Wenn die Universitäten als Stätten des freien Denkens abdanken

Die Einebnung des Meinungsspektrums ist von den US-Unis nach Europa geschwappt: Beispiele aus Deutschland.

Die Verengung des Horizonts an den amerikanischen Universitäten, gerade auch an den vielen Elite-Unis an der Ostküste, ist keine Konsequenz der Ära Trump. Der Feldzug der politisch Korrekten gegen alles, was ihrer Meinung nach in der akademischen Welt nach Rassismus, Diskriminierung, Faschismus oder Patriarchat riecht, hat schon viel früher begonnen. Und diesen Feldzug haben sie auch siegreich abgeschlossen: Die freie Rede und nicht-konforme Gedanken haben es heute immer schwerer, an den amerikanischen Unis vernommen zu werden. Immer wieder verzichten konservativ gesinnte Politiker oder Intellektuelle darauf, Vorträge an Universitäten zu halten, weil „politisch korrekte“ Aktivisten Proteste und massive Störaktionen angekündigt haben.
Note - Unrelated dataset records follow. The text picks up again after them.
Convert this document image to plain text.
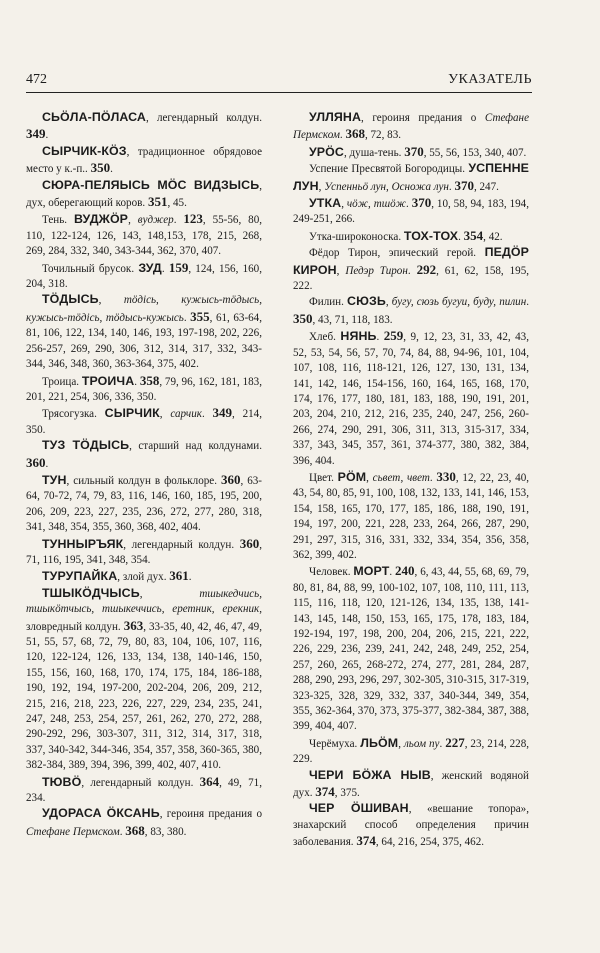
472	УКАЗАТЕЛЬ

СЬÖЛА-ПÖЛАСА, легендарный колдун. 349.

СЫРЧИК-КÖЗ, традиционное обрядовое место у к.-п.. 350.

СЮРА-ПЕЛЯЫСЬ МÖС ВИДЗЫСЬ, дух, оберегающий коров. 351, 45.

Тень. ВУДЖÖР, вуджер. 123, 55-56, 80, 110, 122-124, 126, 143, 148,153, 178, 215, 268, 269, 284, 332, 340, 343-344, 362, 370, 407.

Точильный брусок. ЗУД. 159, 124, 156, 160, 204, 318.

ТÖДЫСЬ, тöдiсь, кужысь-тöдысь, кужысь-тöдiсь, тöдысь-кужысь. 355, 61, 63-64, 81, 106, 122, 134, 140, 146, 193, 197-198, 202, 226, 256-257, 269, 290, 306, 312, 314, 317, 332, 343-344, 346, 348, 360, 363-364, 375, 402.

Троица. ТРОИЧА. 358, 79, 96, 162, 181, 183, 201, 221, 254, 306, 336, 350.

Трясогузка. СЫРЧИК, сарчик. 349, 214, 350.

ТУЗ ТÖДЫСЬ, старший над колдунами. 360.

ТУН, сильный колдун в фольклоре. 360, 63-64, 70-72, 74, 79, 83, 116, 146, 160, 185, 195, 200, 206, 209, 223, 227, 235, 236, 272, 277, 280, 318, 341, 348, 354, 355, 360, 368, 402, 404.

ТУННЫРЪЯК, легендарный колдун. 360, 71, 116, 195, 341, 348, 354.

ТУРУПАЙКА, злой дух. 361.

ТШЫКÖДЧЫСЬ, тшыкедчись, тшыкöтчысь, тшыкеччись, еретник, ерекник, зловредный колдун. 363, 33-35, 40, 42, 46, 47, 49, 51, 55, 57, 68, 72, 79, 80, 83, 104, 106, 107, 116, 120, 122-124, 126, 133, 134, 138, 140-146, 150, 155, 156, 160, 168, 170, 174, 175, 184, 186-188, 190, 192, 194, 197-200, 202-204, 206, 209, 212, 215, 216, 218, 223, 226, 227, 229, 234, 235, 241, 247, 248, 253, 254, 257, 261, 262, 270, 272, 288, 290-292, 296, 303-307, 311, 312, 314, 317, 318, 337, 340-342, 344-346, 354, 357, 358, 360-365, 380, 382-384, 389, 394, 396, 399, 402, 407, 410.

ТЮВÖ, легендарный колдун. 364, 49, 71, 234.

УДОРАСА ÖКСАНЬ, героиня предания о Стефане Пермском. 368, 83, 380.

УЛЛЯНА, героиня предания о Стефане Пермском. 368, 72, 83.

УРÖС, душа-тень. 370, 55, 56, 153, 340, 407.

Успение Пресвятой Богородицы. УСПЕННЕ ЛУН, Успенньö лун, Осножа лун. 370, 247.

УТКА, чöж, тшöж. 370, 10, 58, 94, 183, 194, 249-251, 266.

Утка-широконоска. ТОХ-ТОХ. 354, 42.

Фёдор Тирон, эпический герой. ПЕДÖР КИРОН, Педэр Тирон. 292, 61, 62, 158, 195, 222.

Филин. СЮЗЬ, бугу, сюзь бугуи, буду, пилин. 350, 43, 71, 118, 183.

Хлеб. НЯНЬ. 259, 9, 12, 23, 31, 33, 42, 43, 52, 53, 54, 56, 57, 70, 74, 84, 88, 94-96, 101, 104, 107, 108, 116, 118-121, 126, 127, 130, 131, 134, 141, 142, 146, 154-156, 160, 164, 165, 168, 170, 174, 176, 177, 180, 181, 183, 188, 190, 191, 201, 203, 204, 210, 212, 216, 235, 240, 247, 256, 260-266, 274, 290, 291, 306, 311, 313, 315-317, 334, 337, 343, 345, 357, 361, 374-377, 380, 382, 384, 396, 404.

Цвет. РÖМ, сьвет, чвет. 330, 12, 22, 23, 40, 43, 54, 80, 85, 91, 100, 108, 132, 133, 141, 146, 153, 154, 158, 165, 170, 177, 185, 186, 188, 190, 191, 194, 197, 200, 221, 228, 233, 264, 266, 287, 290, 291, 297, 315, 316, 331, 332, 334, 354, 356, 358, 362, 399, 402.

Человек. МОРТ. 240, 6, 43, 44, 55, 68, 69, 79, 80, 81, 84, 88, 99, 100-102, 107, 108, 110, 111, 113, 115, 116, 118, 120, 121-126, 134, 135, 138, 141-143, 145, 148, 150, 153, 165, 175, 178, 183, 184, 192-194, 197, 198, 200, 204, 206, 215, 221, 222, 226, 229, 236, 239, 241, 242, 248, 249, 252, 254, 257, 260, 265, 268-272, 274, 277, 281, 284, 287, 288, 290, 293, 296, 297, 302-305, 310-315, 317-319, 323-325, 328, 329, 332, 337, 340-344, 349, 354, 355, 362-364, 370, 373, 375-377, 382-384, 387, 388, 399, 404, 407.

Черёмуха. ЛЬÖМ, льом пу. 227, 23, 214, 228, 229.

ЧЕРИ БÖЖА НЫВ, женский водяной дух. 374, 375.

ЧЕР ÖШИВАН, «вешание топора», знахарский способ определения причин заболевания. 374, 64, 216, 254, 375, 462.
Dass Universitäten, nicht nur in den USA, eher links und liberal ticken, ist dabei nichts Neues. Neu ist, dass sie soweit links ticken, dass andere Meinungen es immer schwerer haben, sich in der akademischen Welt Gehör zu verschaffen. Inzwischen ist die Einebnung des Meinungsspektrums über den Atlantik geschwappt und auch an zahlreichen westeuropäischen Universitäten gängige Praxis geworden: In den USA „hat sich die These, dass Hochschulen gewissermaßen geschützte Räume seien, in denen nur ein bestimmtes Spektrum an Meinungen zulässig ist, sogar an sehr renommierten Universitäten durchgesetzt“, beklagt der Präsident des Deutschen Hochschulverbandes, Bernhard Kempen.
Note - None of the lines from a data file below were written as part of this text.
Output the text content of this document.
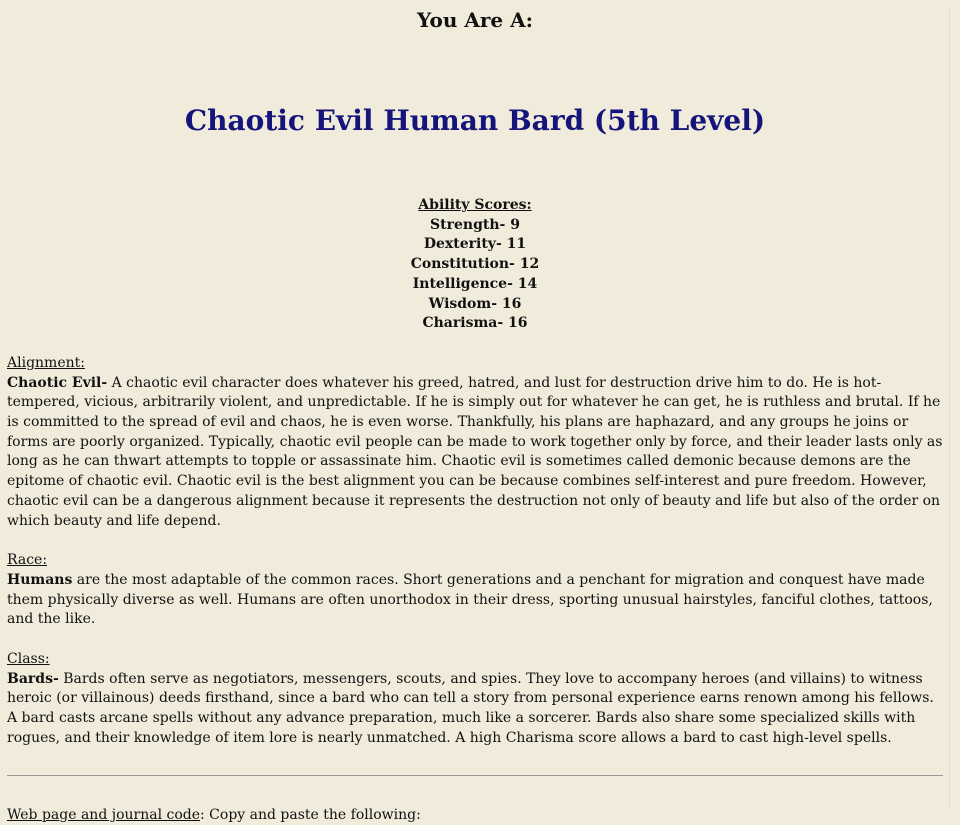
You Are A:
Chaotic Evil Human Bard (5th Level)
Ability Scores:
Strength- 9
Dexterity- 11
Constitution- 12
Intelligence- 14
Wisdom- 16
Charisma- 16
Alignment:

Chaotic Evil- A chaotic evil character does whatever his greed, hatred, and lust for destruction drive him to do. He is hot-tempered, vicious, arbitrarily violent, and unpredictable. If he is simply out for whatever he can get, he is ruthless and brutal. If he is committed to the spread of evil and chaos, he is even worse. Thankfully, his plans are haphazard, and any groups he joins or forms are poorly organized. Typically, chaotic evil people can be made to work together only by force, and their leader lasts only as long as he can thwart attempts to topple or assassinate him. Chaotic evil is sometimes called demonic because demons are the epitome of chaotic evil. Chaotic evil is the best alignment you can be because combines self-interest and pure freedom. However, chaotic evil can be a dangerous alignment because it represents the destruction not only of beauty and life but also of the order on which beauty and life depend.

Race:

Humans are the most adaptable of the common races. Short generations and a penchant for migration and conquest have made them physically diverse as well. Humans are often unorthodox in their dress, sporting unusual hairstyles, fanciful clothes, tattoos, and the like.

Class:

Bards- Bards often serve as negotiators, messengers, scouts, and spies. They love to accompany heroes (and villains) to witness heroic (or villainous) deeds firsthand, since a bard who can tell a story from personal experience earns renown among his fellows. A bard casts arcane spells without any advance preparation, much like a sorcerer. Bards also share some specialized skills with rogues, and their knowledge of item lore is nearly unmatched. A high Charisma score allows a bard to cast high-level spells.

Web page and journal code: Copy and paste the following:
Kempen ist ein Interviewpartner des Berliner Monatsmagazins „Cicero“, das seine Juni-Ausgabe der „Professorenjagd“ widmet. Untertitel: „Wie Political Correctness die Freiheit der Lehre zerstört“. Denn auch an deutschen Universitäten ist es zuletzt zu bedenklichen Vorkommnissen gekommen: Der herausragende Stalinismus-Forscher Jörg Baberowski von der Humboldt Berlin geriet ins Fadenkreuz einer trotzkistischen Sekte, weil er den kritischen Trotzki-Biografen Robert Service zu einem Vortrag an sein Institut eingeladen hatte; den prominenten Politikwissenschaftler Herfried Münkler (ebenfalls Humboldt Uni) verunglimpfen linke Aktivisten als „braunen Professor“, „Militaristen“ und „Revisionisten“; die Islamwissenschaftlerin Susanne Schröter (Uni Frankfurt) bekam die Wut der Aktivisten zu spüren, als sie zu einer Konferenz zum islamischen Kopftuch auch Kritikerinnen wie Alice Schwarzer und Necla Kelek eingeladen hatte; dem Philosophieprofessor Dieter Schönecker von der Universität Siegen wurden von der Universitätsleitung finanzielle Mittel verweigert, weil er zu einem Seminar über „Philosophie und Meinungsfreiheit“ auch den AfD-Abgeordneten Marc Jongen und den umstrittenen Autor Thilo Sarrazin eingeladen hatte; der Student Mario. S., der es in einem Seminar über Rassismuskritik an der Uni Köln gewagt hatte, auf die Herkunftsländer der Täter der unrühmlichen Kölner Silvesternacht 2015 hinzuweisen, bekam später von der Dozentin zu hören: Universitäten seien kein Ort der Meinungsäußerung, sondern Studierende hätten dazusitzen, zuzuhören und zu lernen.

Es ist kein neues Phänomen und es ist kein universitäres: Eine zielorientierte, kompromisslose Minderheit von intoleranten, sich moralisch überlegen fühlenden Menschen ist imstande, eine viel größere Gruppe nach ihren Wünschen zu lenken. Die Mehrheit lässt sie gewähren, weil sie selbst in Ruhe gelassen werden will. Man kann dieses Verhalten auch Feigheit nennen. Aber wohin wird es führen, wenn die Universitäten als Stätten des freien Denkens abdanken werden, fragt nicht nur Professor Baberowski besorgt.